Tabii ki sırtımdaki ağır çantayı hemen yere bıraktım.
Rosa etrafını merakla incelerken Alden, düşünceli bir hâle bürünmüştü.
"Oldukça garip bir yer ve etrafta karanlık mana dolaşıyor, şeytan ülkesinin yakınlarında olmalıyız."
Başımı sallayarak onu onayladım. "Kitapta da tam yeri söylenmiyordu ama şeytan ülkesine yakın olduğundan bahsedilmişti."
"Kitap mı?"
Lanet! Ben Millaes'in burada olduğunu unutmuşum.

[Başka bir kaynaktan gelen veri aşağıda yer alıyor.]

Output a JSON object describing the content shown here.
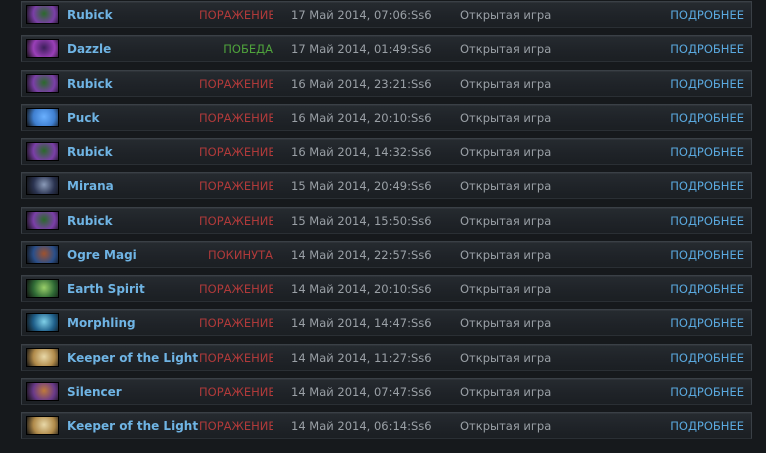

Aceleyle cevap verdim. "Bir tane kitapta canavar ormanlarından bahsediyordu da orada görmüştüm."
"Haaa, anladım." diyen Millaes, bizden uzaklaşmakta olan Rosa'ya doğru ilerlemeye başladı. "Hey, fazla uzaklara gitme kaybolacaksın!!"
Neyse ki Millaes dediklerimi sorgulamıyor ve Rosa'ya kızmakla meşgul.
Rosa, sıkıntıyla bize doğru döndü. "Canavarlar ne zaman saldıracak? Bir an önce gelsinler de savaşalım, ne kadar güçlü olduklarını merak ediyorum."
Millaes kızdı. "Hiç gelmeseler daha iyi olmaz mı sence de? Offf, neden savaş delisi bir kız kardeşim var ki benim?!"
(Rosa) "Hey! Ben savaş delisi değilim."
(Millaes) "Öylesin!"
(Rosa) "O zaman sen de büyü delisi oluyorsun!"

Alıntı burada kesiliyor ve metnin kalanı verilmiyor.